It’s best to create notes which are only about one thing—but which, as much as possible, capture the entirety of that thing.
This way, it’s easier to form connections across topics and contexts. If your notes are too broad, you might not notice when you encounter some new idea about one of the notions contained within, and links to that note will be muddied. If your notes are too fragmented, you’ll also fragment your link network, which may make it harder to see certain connections. Evergreen notes should be densely linked
There’s no clear litmus test or correct answer here—just a bunch of tradeoffs.
The notion is quite similar to the software engineering principle of separation of concerns, which suggests that modules should only be “about” one thing, so that they’re more easily reusable. But likewise, if you fragment modules too much, you’ll have a cohesion problem. In this way, Evergreen note titles are like APIs.

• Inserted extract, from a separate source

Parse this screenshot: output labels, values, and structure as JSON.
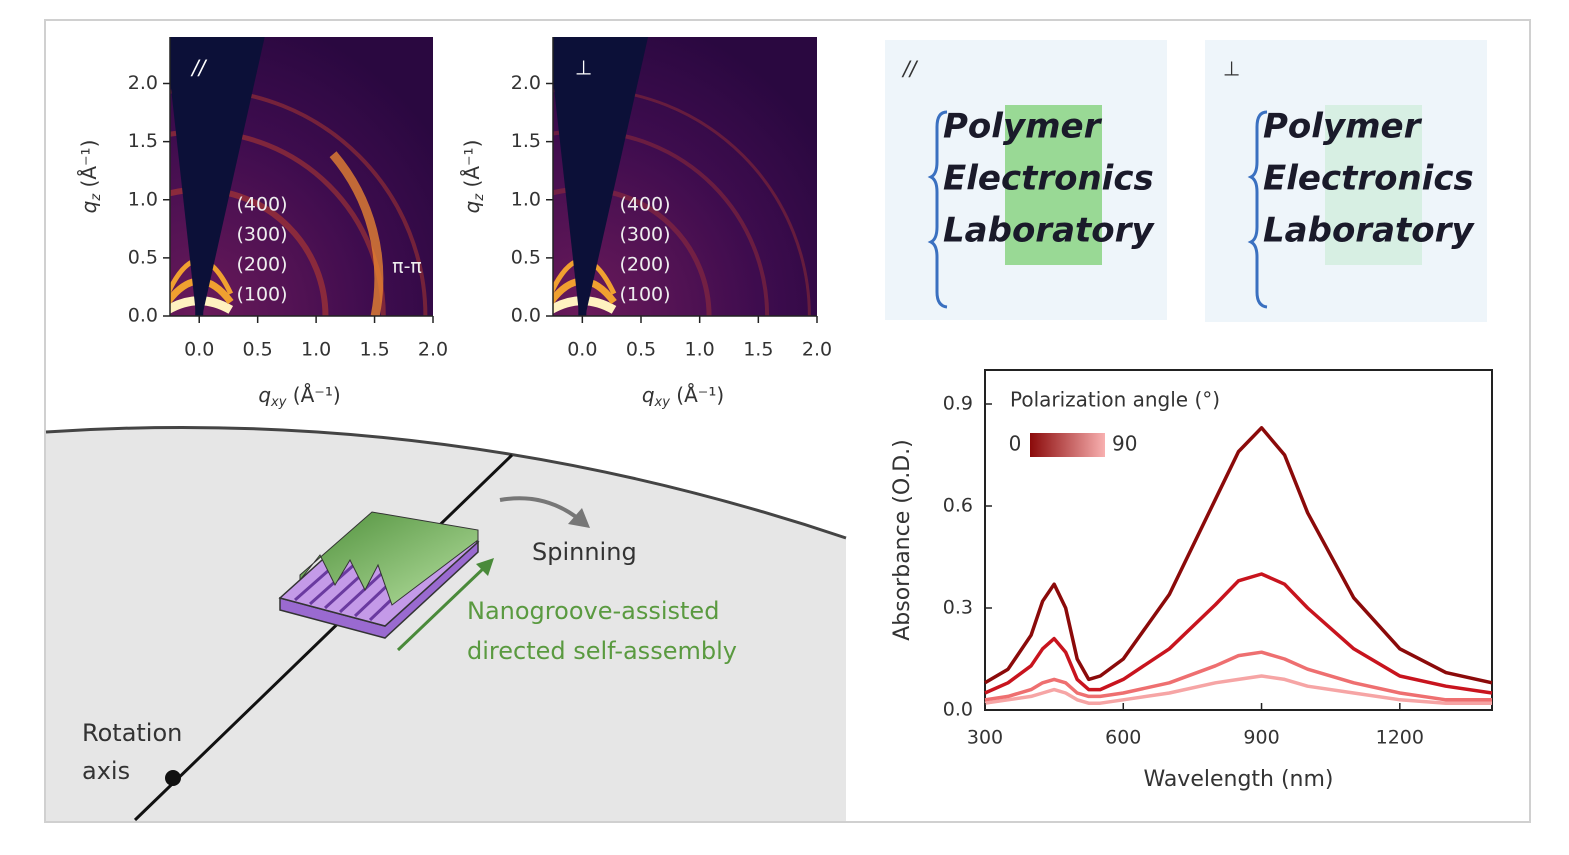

The underlying principle I’d call the principle of atomicity: put things which belong together in a Zettel, but try to separate concerns from one another. For example, I might collect a list of assumptions in one Zettel which serves as an overview. like hard determinism . A related argument and its conclusion will be kept in another Zettel. Moral responsibility under hard determinism is a good example. I can re-use the arguments without buying into the assumptions because the arguments are of sufficiently general form. Atomicity fosters re-use which in turn multiplies the amount of connections in the network of Zettels.